On the other hand, the Republicans in Congress and in the Administration tried to rein in Freddie and Fannie, but to no avail.

jody said...

good thing they're not doing exactly the same thing all over again in 2013.

oh wait.

tommy shanks said...

>>From his earliest days in office, Bush paired his belief that Americans do best when they own their own homes with his conviction that markets do best when left alone. Bush pushed hard to expand home ownership, especially among minority groups...

So Bush didn't leave markets alone. Sentence 2 is a direct contradiction of Sentence 1.

The article even describes one of the market distortions:

>>West had patrolled there as a police officer, and now he was the proud owner of a $130,000 town house, bought with an adjustable-rate mortgage and a $20,000 government loan as his down payment - just the sort of creative public-private financing Bush was promoting.

Nothing says "free market" like a government-provided down payment.

Who cares about contradictions though? Everyone knows the Narrative is, "Republicans are for free markets, and free markets inevitably produce crises."

Anonymous said...

Well, I don't believe that Obama is a Marxist, he didn't even do a single payer healthcare. Obama knew Frank Marshall Davis as a kid but is not as radical as some believe. The Marxist stuff goes from John Drew a Tea Party patriot that met Obama in College in the early 1980's, Drew is a bit suspect, Drew is connected with the Orange County birther lady that started everything on Obama.

Jon said...

Right-wingers Want To Erase How George Bush's "Homeowner Society" Helped Cause The Economic Collapse


2004 Republican Convention:

Another priority for a new term is to build an ownership society, because ownership brings security and dignity and independence.
...

Thanks to our policies, home ownership in America is at an all- time high.

(APPLAUSE)

Tonight we set a new goal: 7 million more affordable homes in the next 10 years, so more American families will be able to open the door and say, "Welcome to my home."

DUBYA FOUGHT ALL 50 STATE AG'S IN 2003, INVOKING A CIVIL WAR ERA RULE SAYING FEDS RULE ON "PREDATORY" LENDERS!

Dubya was warned by the FBI of an "epidemic" of mortgage fraud in 2004. He gave them less resources. Later in 2004 Dubya allowed the leverage rules to go from 12-1 to 33-1 which flooded the market with cheap money!





Predatory Lenders' Partner in Crime

Predatory lending was widely understood to present a looming national crisis.

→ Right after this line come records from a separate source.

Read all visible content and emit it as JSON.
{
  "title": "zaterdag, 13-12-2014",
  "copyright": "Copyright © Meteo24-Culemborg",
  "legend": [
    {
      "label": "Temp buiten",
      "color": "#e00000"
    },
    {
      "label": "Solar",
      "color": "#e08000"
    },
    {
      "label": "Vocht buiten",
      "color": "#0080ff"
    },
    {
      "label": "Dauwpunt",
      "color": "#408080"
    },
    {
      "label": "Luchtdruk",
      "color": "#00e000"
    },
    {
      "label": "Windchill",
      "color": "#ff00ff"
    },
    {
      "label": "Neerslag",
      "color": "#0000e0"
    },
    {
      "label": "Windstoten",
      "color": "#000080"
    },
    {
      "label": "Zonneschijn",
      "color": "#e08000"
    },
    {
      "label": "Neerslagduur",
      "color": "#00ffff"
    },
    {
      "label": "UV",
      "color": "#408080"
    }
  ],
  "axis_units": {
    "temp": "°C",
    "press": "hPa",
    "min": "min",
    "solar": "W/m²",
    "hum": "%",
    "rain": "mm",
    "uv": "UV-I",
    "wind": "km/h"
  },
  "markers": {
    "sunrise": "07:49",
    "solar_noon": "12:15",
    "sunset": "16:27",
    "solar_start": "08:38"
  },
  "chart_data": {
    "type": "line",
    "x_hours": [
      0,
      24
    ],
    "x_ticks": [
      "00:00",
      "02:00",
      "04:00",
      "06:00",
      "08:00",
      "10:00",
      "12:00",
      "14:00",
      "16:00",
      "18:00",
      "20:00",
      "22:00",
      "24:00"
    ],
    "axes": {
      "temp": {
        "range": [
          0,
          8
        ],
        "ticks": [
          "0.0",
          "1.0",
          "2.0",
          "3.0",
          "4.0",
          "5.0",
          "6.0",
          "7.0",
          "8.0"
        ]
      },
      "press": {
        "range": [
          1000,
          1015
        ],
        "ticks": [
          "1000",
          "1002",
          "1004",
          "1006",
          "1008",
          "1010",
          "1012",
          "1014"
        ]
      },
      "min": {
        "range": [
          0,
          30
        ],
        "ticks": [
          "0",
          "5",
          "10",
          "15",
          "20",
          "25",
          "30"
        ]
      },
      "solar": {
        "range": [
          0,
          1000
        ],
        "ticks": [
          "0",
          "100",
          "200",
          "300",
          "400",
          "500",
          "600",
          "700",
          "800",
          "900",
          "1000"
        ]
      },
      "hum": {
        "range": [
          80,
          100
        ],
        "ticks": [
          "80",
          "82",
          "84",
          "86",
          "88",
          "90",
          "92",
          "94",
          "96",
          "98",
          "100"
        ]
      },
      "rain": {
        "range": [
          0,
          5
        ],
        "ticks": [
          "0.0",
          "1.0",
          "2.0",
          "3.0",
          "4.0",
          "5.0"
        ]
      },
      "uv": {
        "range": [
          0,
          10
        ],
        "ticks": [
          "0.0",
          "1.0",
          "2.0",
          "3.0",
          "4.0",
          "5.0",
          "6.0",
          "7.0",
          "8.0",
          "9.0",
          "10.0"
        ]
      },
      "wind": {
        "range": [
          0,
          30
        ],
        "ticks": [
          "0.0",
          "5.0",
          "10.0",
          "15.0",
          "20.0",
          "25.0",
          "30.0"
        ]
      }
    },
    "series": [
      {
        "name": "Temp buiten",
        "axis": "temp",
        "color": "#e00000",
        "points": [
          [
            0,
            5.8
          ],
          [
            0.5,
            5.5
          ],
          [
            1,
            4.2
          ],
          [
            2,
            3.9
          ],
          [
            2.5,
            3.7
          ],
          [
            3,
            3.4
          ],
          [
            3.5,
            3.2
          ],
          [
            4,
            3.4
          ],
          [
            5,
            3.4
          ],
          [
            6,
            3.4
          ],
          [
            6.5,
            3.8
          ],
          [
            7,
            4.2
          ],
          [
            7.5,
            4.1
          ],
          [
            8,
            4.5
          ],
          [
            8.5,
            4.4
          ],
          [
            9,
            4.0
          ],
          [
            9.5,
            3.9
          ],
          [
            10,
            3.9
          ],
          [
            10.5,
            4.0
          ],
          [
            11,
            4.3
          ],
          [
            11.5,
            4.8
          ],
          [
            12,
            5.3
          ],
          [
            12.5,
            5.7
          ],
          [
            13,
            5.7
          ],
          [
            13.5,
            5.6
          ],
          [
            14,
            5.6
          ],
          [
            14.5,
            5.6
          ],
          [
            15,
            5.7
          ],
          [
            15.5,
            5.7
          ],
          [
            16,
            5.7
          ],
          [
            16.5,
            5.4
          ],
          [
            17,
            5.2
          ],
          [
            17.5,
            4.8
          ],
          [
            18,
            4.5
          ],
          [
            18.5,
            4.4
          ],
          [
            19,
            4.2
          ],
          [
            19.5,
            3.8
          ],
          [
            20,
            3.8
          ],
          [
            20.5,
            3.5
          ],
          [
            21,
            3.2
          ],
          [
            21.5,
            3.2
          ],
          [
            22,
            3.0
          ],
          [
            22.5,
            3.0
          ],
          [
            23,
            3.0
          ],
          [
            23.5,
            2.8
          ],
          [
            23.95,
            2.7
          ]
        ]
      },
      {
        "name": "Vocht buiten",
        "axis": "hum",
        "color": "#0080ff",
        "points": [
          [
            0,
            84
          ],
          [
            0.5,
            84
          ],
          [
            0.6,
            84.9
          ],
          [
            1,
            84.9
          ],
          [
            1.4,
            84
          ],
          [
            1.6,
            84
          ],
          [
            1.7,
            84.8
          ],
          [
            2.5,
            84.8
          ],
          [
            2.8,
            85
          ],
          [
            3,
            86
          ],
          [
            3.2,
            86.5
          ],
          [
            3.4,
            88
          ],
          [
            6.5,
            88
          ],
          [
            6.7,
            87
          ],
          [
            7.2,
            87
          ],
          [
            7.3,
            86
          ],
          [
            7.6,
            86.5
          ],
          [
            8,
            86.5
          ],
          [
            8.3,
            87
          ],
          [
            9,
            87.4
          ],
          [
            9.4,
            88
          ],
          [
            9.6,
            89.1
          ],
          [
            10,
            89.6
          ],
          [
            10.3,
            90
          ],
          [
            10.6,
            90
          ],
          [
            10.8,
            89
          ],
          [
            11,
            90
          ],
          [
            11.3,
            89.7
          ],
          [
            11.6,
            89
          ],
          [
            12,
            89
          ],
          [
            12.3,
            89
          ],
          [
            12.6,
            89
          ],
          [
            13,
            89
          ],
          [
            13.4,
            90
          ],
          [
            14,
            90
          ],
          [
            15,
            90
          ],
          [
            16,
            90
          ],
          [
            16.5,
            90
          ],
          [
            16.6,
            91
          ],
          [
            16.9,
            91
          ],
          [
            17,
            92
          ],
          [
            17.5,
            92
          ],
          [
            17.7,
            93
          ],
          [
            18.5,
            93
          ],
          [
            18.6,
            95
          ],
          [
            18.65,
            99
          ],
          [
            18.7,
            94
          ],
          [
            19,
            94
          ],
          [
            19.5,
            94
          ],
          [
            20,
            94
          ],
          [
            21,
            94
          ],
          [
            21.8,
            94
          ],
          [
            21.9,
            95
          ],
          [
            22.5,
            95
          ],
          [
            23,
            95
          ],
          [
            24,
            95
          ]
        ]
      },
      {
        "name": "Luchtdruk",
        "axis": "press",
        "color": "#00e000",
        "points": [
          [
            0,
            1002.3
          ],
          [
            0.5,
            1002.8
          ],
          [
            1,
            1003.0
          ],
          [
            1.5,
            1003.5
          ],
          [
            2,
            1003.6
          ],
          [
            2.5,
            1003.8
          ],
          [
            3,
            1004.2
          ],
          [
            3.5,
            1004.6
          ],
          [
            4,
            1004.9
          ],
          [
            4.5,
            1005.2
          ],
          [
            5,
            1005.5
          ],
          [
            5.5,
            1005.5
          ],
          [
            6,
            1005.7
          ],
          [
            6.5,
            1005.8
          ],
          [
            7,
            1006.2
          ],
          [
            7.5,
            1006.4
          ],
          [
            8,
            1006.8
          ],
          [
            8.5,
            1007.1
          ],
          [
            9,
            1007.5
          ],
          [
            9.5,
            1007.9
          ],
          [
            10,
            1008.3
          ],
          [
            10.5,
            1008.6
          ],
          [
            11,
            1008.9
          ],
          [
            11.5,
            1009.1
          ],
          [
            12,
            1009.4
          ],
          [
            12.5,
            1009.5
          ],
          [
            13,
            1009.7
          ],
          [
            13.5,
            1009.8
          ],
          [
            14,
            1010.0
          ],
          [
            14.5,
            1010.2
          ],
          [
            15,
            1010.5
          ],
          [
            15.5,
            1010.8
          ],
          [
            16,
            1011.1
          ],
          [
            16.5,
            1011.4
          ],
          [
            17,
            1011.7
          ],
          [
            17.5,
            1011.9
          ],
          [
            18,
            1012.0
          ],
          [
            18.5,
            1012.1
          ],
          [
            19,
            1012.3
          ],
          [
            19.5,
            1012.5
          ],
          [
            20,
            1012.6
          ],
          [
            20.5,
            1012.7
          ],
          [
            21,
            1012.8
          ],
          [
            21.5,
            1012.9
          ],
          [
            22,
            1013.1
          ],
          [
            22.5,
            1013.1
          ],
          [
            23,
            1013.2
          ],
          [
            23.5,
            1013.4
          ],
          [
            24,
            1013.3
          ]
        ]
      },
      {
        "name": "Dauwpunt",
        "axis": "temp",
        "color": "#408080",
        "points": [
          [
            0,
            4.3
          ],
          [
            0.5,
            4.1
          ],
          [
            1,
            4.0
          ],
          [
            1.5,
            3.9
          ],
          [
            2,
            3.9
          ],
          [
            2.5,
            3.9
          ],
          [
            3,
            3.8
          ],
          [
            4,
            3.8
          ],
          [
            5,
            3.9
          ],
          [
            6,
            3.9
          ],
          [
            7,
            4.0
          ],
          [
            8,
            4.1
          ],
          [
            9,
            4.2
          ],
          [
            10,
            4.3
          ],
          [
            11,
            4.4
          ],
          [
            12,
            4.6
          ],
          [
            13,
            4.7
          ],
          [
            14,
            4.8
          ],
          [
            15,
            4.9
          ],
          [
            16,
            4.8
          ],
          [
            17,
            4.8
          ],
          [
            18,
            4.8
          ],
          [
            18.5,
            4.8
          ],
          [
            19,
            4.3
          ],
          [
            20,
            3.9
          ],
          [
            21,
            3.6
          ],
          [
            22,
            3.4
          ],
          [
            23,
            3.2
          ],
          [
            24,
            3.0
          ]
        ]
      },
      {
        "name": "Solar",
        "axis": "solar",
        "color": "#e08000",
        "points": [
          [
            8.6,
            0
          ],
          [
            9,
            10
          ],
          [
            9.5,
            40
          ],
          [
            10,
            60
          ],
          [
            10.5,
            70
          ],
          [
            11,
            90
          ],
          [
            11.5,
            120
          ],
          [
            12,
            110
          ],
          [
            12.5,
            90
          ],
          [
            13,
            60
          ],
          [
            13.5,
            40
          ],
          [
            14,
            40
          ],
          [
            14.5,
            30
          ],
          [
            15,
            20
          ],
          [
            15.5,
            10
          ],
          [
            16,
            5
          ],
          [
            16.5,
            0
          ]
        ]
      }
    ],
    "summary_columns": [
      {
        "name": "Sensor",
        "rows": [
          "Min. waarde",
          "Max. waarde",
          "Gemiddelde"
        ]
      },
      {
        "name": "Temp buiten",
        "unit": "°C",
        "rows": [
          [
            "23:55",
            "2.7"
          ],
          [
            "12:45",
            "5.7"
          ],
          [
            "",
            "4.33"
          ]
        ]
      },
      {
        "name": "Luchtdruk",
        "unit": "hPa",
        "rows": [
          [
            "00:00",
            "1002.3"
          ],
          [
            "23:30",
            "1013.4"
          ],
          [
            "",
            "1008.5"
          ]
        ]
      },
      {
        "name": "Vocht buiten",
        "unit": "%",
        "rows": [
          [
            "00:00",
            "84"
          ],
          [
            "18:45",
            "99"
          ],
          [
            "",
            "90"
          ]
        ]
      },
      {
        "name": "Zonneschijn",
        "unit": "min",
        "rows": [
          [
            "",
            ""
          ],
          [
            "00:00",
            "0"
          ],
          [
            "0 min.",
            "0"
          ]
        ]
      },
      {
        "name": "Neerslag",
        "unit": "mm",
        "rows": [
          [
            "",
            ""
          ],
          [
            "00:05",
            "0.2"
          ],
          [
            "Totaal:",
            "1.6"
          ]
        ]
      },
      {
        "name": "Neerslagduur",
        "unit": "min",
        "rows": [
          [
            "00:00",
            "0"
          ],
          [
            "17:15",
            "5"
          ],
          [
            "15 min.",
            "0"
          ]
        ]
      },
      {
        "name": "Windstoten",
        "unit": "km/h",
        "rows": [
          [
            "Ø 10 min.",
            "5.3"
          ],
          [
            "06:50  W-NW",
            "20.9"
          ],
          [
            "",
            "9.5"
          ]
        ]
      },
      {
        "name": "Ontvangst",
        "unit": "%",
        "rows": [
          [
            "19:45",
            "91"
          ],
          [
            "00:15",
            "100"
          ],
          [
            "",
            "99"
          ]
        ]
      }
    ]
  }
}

What did the Bush administration do in response? Did it reverse course and decide to take action to halt this burgeoning scourge?

Not only did the Bush administration do nothing to protect consumers, it embarked on an aggressive and unprecedented campaign to prevent states from protecting their residents from the very problems to which the federal government was turning a blind eye

In 2003, during the height of the predatory lending crisis, the OCC invoked a clause from the 1863 National Bank Act to issue formal opinions preempting all state predatory lending laws, thereby rendering them inoperative

washingtonpost.com/wp-dyn/content/article/2008/02/13/AR2008021302783.html

Jon said...


GSE Critics Ignore Loan Performance


There is no data anywhere to cast doubt on the vastly superior loan performance of the GSEs. Year after year, decade after decade, before, during and after the housing crash, GSE loan performance has consistently been two-to-six times better than that of any other segment of the market. The numbers are irrefutable, and they show that the entire case against GSE underwriting standards, and their role in the financial crisis, is based on social stereotyping, smoke and mirrors, and little else.


http://www.americanbanker.com/bankthink/gse-critics-ignore-loan-performance-1059187-1.html



Private sector loans, not Fannie or Freddie, triggered crisis


The "turmoil in financial markets clearly was triggered by a dramatic weakening of underwriting standards for U.S. subprime mortgages, beginning in late 2004 and extending into 2007," the President's Working Group on Financial Markets

http://www.mcclatchydc.com/2008/10/12/53802/private-sector-loans-not-fannie.html



Most subprime lenders weren't subject to federal lending law

Community Reinvestment Act, blamed for home market crash, didn't apply to the banks that did the most lending.